Шрифт:
Интервал:
Закладка:
Но, понимая под литературой только сумму произведений, мы получим не единое целое, а чудовищное собрание примеров, которые все разные и, тем не менее, уже известны, которые воспринимаются читателем по-разному и все же в определенном смысле одинаково - как нечто неописуемо пространное, без конца и начала, как сплетение великолепных нитей, не образующих, однако, ткани. Агрегат, конструирующийся из читателей и книг, становится литературой только тогда, когда сумма произведений начинает воплощать собою переработанный читательский опыт. Или другими словами: критику.
КРИТИКА С ТАКОЙ ТОЧКИ ЗРЕНИЯ
Есть много людей, вообще отрицающих возможность критики в этом смысле, который ведь все же предполагает наличие какого-то верха и низа, выбор каких-то направлений, при коих поступательное движение считается прогрессом. Он предыдущего поколения наша эпоха унаследовала страх перед эстетическим тройным правилом, с помощью которого стремились регулировать искусство по образцу классических гипсовых бюстов. Импрессионизм полагался на гуморальные токи, считая, что искусство доходит до сердца человека непосредственно, хотя физиологически и не совсем понятно, как. Неоидеализм и экспрессионизм оперировали каким-то не менее непосредственным "созерцанием" мыслей, не совсем совпадающим с раздумьем, которым это "созерцание" определяется. И, обновленная несколькими именитыми головами, даже сама эстетика отрицает ныне свою применимость к практике; обжегшись на молоке, она не желает больше быть нормативной. Следствием стала критика - как-мне-кажется и критика словесных шрапнелей, критика-раз-два-взяли и критика-эй-ухнем, у которых на совести так много от духовной неразберихи наших дней.
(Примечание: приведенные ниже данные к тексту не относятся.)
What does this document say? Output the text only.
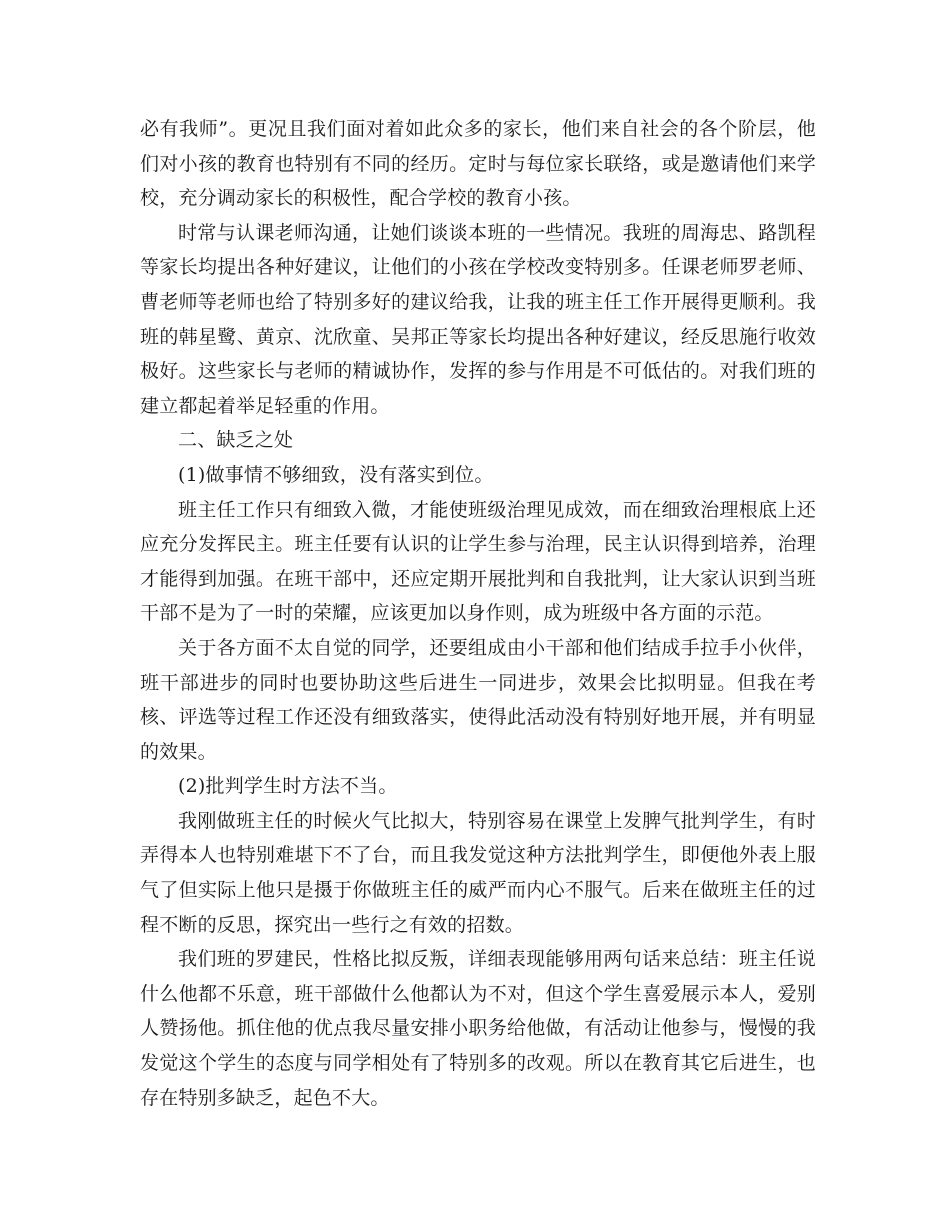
必有我师”。更况且我们面对着如此众多的家长，他们来自社会的各个阶层，他们对小孩的教育也特别有不同的经历。定时与每位家长联络，或是邀请他们来学校，充分调动家长的积极性，配合学校的教育小孩。

时常与认课老师沟通，让她们谈谈本班的一些情况。我班的周海忠、路凯程等家长均提出各种好建议，让他们的小孩在学校改变特别多。任课老师罗老师、曹老师等老师也给了特别多好的建议给我，让我的班主任工作开展得更顺利。我班的韩星鹭、黄京、沈欣童、吴邦正等家长均提出各种好建议，经反思施行收效极好。这些家长与老师的精诚协作，发挥的参与作用是不可低估的。对我们班的建立都起着举足轻重的作用。

二、缺乏之处

(1)做事情不够细致，没有落实到位。

班主任工作只有细致入微，才能使班级治理见成效，而在细致治理根底上还应充分发挥民主。班主任要有认识的让学生参与治理，民主认识得到培养，治理才能得到加强。在班干部中，还应定期开展批判和自我批判，让大家认识到当班干部不是为了一时的荣耀，应该更加以身作则，成为班级中各方面的示范。

关于各方面不太自觉的同学，还要组成由小干部和他们结成手拉手小伙伴，班干部进步的同时也要协助这些后进生一同进步，效果会比拟明显。但我在考核、评选等过程工作还没有细致落实，使得此活动没有特别好地开展，并有明显的效果。

(2)批判学生时方法不当。

我刚做班主任的时候火气比拟大，特别容易在课堂上发脾气批判学生，有时弄得本人也特别难堪下不了台，而且我发觉这种方法批判学生，即便他外表上服气了但实际上他只是摄于你做班主任的威严而内心不服气。后来在做班主任的过程不断的反思，探究出一些行之有效的招数。

我们班的罗建民，性格比拟反叛，详细表现能够用两句话来总结：班主任说什么他都不乐意，班干部做什么他都认为不对，但这个学生喜爱展示本人，爱别人赞扬他。抓住他的优点我尽量安排小职务给他做，有活动让他参与，慢慢的我发觉这个学生的态度与同学相处有了特别多的改观。所以在教育其它后进生，也存在特别多缺乏，起色不大。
Положение критики при этом отнюдь не тяжелее, чем положение морали. Нам абсолютно не дано понять божественные и неизменные нравственные законы; мораль в своей переменчивости создана людьми, которые предпосылают ее своей жизни и навязывают другим людям; но все же нельзя отрицать, что у нее есть система, которая одновременно изменчива и постоянна. Критика же в этом смысле ничего не значит в положении над литературой, ибо переплетена с нею. Она вносит в литературу идеологические производные, образуя тем самым традицию, - причем в идеологическом плане у нее широчайший диапазон, охватывающий также и выразительные ценности "форм", - и она не допускает повторения одного и того же без нового смысла. Критика является и растолкованием литературы, переходящим в растолкование жизни, и ревностным стражем достигнутого уровня. Такой перевод частично иррационального в рациональное никогда не удается полностью; и то, что при этом является недостатком - упрощением, фрагментированием и даже выщелачиванием, имеет и положительные стороны - всестороннюю мобильность и большой охват отношений, подвластных разуму. Критика, таким образом, есть и плюс и минус, и, как всякая идеологическая структура, оставаясь в долгу перед жизнью многими частностями, она дает взамен нечто всеобщее. Улучшению знаний такая критика способствует мало; она может заблуждаться, ибо складывается всегда не в одном человеке, а в сложных скрещениях, в усилиях многих людей, в бесконечном процессе пересмотров, она порождается в конечном счете самими книгами, которые служат ее объектом, ибо каждое значительное произведение обладает способностью опрокидывать все мнения, существовавшие до его появления.
15-22-29 октября 1926
ЛИТЕРАТОР И ЛИТЕРАТУРА И ПОПУТНЫЕ РАЗМЫШЛЕНИЯ ПО ЭТОМУ ПОВОДУ
Перевод А. Науменко.
ПРЕДУВЕДОМЛЕНИЕ
Заметки эти не претендуют ни на создание теории, ни на открытие и представляют собой не что иное, как обзор нескольких взаимосвязанных друг с другом явлений литературы и литераторства. Началом может послужить вопрос, почему название "литератор" считается у нас ругательным словом, да еще таким, которое употребляется людьми, литераторами в не совсем безупречном смысле, по отношению к тем, кто стремится стать литераторами в безупречном смысле. Ибо человек, живущий на литературу, используя ее для заработка, зовется у нас обычно не литератором и в придачу к своим доходам носит красивое название какой-нибудь профессии, сочинителя подзаголовков, скажем; литератором же зовется преимущественно тот, кто не руководствуется ничем другим, кроме зависимости от литературы; он только - литератор, и то, что из этого могло развиться пренебрежительное название, не очень далеко отстоящее от понятий "кафе" и "богемы", указывает на отношения именно внутри литературы или между нею и человеческим целым, которые, видимо, заслуживают внимания. Литература, позволяющая связать со словом "литератор" такое значение, напоминает яблоню, которая хотела бы плодоносить вишнями или арбузами, но только не яблоками. Чего же не хватает дереву? Все мы прежде и превыше всего литераторы. Так как литератор в правильном смысле - еще не обособившийся деятель литературы, первоначальный образ, из которого возникают все остальные. Молодой человек начинает как литератор, а не как писатель, и тем более не сразу как драматург, историк, критик, публицист и так далее, даже если согласиться на неопределенную "прирожденность" к тому или другому, и существо литературы искажается, как только это соотношение перестает ощущаться. Тогда позволительно спросить, какие нарушения способствуют тому, что через форму утрачивается всеобщее первоначальное значение. И вопрос этот, хотя и не полностью, а в свете лишь определенных понятий, прозвучит в нижеследующих размышлениях.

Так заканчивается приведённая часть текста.